Third, this study breaks from the state-centrism informing much of the research on civil society mobilization. Organisations like the sans papiers in France and similar movements in are largely dedicated to changing state law and practice or using the state’s power to promote their interests. Amidst the rapid expansion of Africa’s cities and public officials’ relative incapacities and disinterest, this study does not presume the state’s normative or empirical centrality in denying, mediating, or allocating rights. In such environments, rights may be allocated or denied by religious or ethnic associations, employers, landlords, and gangsters with little reference to policy and law. As such, this study will identify the state and non-state actors and institutions that block or allocate rights and migrants various efforts to claim them.
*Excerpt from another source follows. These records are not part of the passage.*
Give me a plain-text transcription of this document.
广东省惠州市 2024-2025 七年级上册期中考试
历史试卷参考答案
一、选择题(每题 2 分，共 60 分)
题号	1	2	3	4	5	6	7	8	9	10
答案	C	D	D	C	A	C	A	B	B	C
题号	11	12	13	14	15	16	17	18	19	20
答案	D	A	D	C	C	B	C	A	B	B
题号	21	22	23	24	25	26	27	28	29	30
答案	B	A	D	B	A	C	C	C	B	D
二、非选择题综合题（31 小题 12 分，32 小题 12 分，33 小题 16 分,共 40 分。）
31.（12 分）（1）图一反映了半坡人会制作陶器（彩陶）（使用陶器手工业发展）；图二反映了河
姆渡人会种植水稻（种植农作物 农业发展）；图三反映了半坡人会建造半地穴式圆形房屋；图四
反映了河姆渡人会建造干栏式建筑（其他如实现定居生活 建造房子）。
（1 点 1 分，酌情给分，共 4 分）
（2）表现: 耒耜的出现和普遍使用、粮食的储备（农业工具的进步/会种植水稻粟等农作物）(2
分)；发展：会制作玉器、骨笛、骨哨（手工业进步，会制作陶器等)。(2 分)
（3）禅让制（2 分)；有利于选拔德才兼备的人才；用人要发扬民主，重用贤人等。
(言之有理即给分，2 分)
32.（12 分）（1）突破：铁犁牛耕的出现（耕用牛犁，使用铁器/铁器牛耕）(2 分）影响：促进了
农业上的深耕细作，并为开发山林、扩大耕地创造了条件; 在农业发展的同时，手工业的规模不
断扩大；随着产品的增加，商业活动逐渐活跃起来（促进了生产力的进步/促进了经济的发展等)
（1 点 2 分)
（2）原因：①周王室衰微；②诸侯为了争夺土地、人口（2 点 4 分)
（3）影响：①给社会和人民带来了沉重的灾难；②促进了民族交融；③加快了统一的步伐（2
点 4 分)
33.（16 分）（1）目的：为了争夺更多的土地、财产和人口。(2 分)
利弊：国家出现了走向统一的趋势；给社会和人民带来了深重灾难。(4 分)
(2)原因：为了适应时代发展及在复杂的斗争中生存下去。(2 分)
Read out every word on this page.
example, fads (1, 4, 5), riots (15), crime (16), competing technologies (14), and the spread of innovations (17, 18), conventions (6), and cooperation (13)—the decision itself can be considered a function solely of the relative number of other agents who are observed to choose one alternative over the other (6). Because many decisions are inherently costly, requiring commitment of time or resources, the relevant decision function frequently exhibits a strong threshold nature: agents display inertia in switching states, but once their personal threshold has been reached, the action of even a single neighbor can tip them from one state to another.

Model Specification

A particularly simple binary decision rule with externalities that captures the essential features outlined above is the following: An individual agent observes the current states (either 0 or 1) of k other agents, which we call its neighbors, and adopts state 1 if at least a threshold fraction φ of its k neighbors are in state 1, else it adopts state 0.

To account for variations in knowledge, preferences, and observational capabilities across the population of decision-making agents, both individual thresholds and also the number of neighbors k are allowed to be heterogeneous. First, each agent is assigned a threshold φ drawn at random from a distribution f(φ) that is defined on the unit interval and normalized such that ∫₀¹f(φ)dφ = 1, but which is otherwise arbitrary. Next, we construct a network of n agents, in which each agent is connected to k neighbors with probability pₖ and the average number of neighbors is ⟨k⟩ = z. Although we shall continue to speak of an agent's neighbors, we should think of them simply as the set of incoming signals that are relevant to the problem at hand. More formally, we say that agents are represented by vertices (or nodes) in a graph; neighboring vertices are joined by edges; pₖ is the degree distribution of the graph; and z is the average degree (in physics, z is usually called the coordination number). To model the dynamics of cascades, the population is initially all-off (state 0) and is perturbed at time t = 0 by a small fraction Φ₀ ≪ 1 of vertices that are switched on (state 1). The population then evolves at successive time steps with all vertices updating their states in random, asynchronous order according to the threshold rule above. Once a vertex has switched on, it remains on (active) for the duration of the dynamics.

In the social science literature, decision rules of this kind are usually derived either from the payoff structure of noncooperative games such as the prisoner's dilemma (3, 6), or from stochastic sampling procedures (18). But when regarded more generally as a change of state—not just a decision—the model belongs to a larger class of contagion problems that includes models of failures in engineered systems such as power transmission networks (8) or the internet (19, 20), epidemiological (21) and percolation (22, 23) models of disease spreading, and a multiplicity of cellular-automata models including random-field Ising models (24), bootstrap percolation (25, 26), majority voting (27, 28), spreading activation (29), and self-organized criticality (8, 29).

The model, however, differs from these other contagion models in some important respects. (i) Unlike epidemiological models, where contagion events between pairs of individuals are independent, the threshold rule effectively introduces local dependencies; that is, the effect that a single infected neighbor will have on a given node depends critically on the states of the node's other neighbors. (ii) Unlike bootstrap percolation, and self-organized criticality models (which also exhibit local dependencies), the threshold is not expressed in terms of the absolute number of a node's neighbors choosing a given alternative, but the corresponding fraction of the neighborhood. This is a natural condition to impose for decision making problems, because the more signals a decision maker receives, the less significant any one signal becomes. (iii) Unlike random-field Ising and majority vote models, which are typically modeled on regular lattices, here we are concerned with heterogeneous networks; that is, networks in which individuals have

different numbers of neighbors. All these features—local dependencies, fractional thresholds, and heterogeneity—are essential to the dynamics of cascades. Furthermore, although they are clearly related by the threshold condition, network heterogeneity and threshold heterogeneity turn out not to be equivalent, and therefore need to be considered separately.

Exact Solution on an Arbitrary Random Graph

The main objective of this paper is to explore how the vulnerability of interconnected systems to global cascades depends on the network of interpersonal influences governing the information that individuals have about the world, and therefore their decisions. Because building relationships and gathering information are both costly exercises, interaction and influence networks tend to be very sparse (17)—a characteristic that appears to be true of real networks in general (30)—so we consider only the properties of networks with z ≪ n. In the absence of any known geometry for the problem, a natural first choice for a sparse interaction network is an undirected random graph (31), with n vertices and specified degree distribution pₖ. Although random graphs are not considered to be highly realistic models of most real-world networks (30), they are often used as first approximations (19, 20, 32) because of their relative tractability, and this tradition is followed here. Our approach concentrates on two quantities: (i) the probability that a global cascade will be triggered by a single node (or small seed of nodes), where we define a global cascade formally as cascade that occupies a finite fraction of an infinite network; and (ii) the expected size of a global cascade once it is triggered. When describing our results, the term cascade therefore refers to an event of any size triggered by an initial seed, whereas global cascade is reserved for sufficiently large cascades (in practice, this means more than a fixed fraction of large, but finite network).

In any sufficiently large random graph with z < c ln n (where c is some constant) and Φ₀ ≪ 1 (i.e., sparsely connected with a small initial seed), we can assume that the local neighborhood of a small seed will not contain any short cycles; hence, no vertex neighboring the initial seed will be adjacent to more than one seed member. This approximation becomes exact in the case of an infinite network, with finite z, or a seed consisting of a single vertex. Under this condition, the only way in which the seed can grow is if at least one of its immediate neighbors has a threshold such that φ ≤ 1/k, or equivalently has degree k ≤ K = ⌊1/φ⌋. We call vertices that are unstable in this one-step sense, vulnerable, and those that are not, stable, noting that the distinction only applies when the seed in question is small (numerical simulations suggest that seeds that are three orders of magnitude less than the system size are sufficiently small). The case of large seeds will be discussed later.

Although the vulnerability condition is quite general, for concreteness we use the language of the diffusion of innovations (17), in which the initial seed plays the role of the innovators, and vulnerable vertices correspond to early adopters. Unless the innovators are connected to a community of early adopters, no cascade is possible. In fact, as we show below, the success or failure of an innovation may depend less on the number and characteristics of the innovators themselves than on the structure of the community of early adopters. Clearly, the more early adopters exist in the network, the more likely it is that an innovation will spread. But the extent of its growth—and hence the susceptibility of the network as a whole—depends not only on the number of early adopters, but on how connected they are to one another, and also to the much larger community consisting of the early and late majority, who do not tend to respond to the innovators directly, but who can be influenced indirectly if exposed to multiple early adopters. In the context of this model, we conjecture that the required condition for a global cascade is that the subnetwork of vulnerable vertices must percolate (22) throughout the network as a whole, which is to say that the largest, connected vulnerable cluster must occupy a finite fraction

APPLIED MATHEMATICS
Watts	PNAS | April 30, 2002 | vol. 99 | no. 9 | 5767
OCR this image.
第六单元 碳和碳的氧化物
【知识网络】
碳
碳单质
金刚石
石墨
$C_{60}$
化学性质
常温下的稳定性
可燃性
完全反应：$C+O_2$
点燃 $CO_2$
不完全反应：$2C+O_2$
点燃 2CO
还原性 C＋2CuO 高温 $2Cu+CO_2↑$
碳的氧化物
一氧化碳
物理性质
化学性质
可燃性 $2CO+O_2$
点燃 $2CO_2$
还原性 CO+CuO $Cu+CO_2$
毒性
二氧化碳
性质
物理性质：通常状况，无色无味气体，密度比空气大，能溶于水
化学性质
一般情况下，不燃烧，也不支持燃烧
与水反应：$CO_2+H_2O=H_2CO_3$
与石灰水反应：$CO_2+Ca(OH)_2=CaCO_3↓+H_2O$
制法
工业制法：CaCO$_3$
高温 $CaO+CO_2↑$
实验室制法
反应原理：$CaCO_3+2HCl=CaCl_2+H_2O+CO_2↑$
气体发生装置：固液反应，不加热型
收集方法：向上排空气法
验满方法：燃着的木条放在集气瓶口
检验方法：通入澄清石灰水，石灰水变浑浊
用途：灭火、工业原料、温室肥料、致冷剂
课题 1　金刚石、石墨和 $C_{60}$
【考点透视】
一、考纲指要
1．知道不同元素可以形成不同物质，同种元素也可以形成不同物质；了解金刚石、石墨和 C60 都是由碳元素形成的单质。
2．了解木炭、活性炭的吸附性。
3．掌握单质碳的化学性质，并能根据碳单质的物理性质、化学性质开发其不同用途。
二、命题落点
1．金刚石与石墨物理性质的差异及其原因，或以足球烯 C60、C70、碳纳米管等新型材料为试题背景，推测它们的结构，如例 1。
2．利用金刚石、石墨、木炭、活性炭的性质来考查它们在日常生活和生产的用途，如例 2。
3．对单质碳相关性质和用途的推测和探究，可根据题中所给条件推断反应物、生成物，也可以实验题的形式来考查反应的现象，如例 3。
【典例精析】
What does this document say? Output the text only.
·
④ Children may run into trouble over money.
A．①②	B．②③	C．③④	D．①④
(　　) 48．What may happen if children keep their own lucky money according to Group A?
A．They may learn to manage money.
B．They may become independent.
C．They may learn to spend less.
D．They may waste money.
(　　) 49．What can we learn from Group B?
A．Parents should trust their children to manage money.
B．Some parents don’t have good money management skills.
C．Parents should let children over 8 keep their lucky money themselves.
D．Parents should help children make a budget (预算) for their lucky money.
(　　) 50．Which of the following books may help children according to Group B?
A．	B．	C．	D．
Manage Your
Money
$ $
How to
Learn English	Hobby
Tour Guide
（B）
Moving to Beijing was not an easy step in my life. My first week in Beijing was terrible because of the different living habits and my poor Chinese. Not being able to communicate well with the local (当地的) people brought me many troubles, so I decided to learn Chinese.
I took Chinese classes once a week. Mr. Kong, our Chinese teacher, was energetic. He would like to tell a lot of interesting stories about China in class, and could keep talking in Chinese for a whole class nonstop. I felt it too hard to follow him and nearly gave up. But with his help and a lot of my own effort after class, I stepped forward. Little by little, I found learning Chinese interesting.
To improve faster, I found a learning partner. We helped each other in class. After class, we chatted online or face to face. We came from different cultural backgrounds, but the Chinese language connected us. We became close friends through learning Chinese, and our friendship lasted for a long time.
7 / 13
With these factors in mind, this study will begin to answer the following questions:
• What, if anything, is the target of mobilisation and what are the means migrants and their ‘allies’ have developed to achieve their objectives. The study will specifically attempt to identify the target of mobilisation – state, or non-state – and informal forms of mobilisation including efforts to claim rights through subterfuge, subversion, and corruption.
• What has shaped the nature of mobilisation? In attempting to answer this fundamental question, this study will explore, inter alia:
- The nature of rights and points of debate with a particular focus on conceptions of rights to space, land, and work among citizens and non-citizens.
- The specific actors involved in migrant mobilisation: who in the non-national and host communities is involved and, critically, who is not?
- The degree of collaboration and conflict between migrant and non-migrant associations and mobilisation.
- Migrant aspirations and itineraries including the desire to stay, return, or transit.
- The political economy of mobilisation including legal frameworks for organising among hosts and migrants (including some general measure of political openness), the funding available for such mobilisation, and the nature of extant/evolving civil society.
- The ‘everyday’, and organic forms of mobilisation in which migrants avoid state controls, invent self-preservation and protection strategies and create the bases for ongoing mobilisation.
In all instances, the study will identify and explain commonalities and differences among cities and the different migrant groups within them.
This study will have two primary outcomes. The first will be comparative scholarly work on the emerging structure of civil society mobilisation in Southern Africa. While there have been active debates over the nature of South African civil society, little has been done on the migrant rights sector. The extant literature documents and explains human rights abuses but does not identify migrant rights mobilisation as a subject of analysis. Outside South Africa, civil society and human rights mobilisation has been a subject for interventionist research but have yet to appear among the scholarly literature. Contributing to an academic literature on the nature of African migration, law, and society is this study’s first priority. The second outcome is more practical in nature: providing support to the FMSP’s Migrant Rights Monitoring Project and project partners. By identifying the challenges of organising for migrant rights, this project may help to inform future advocacy efforts and funding priorities in South and Southern Africa.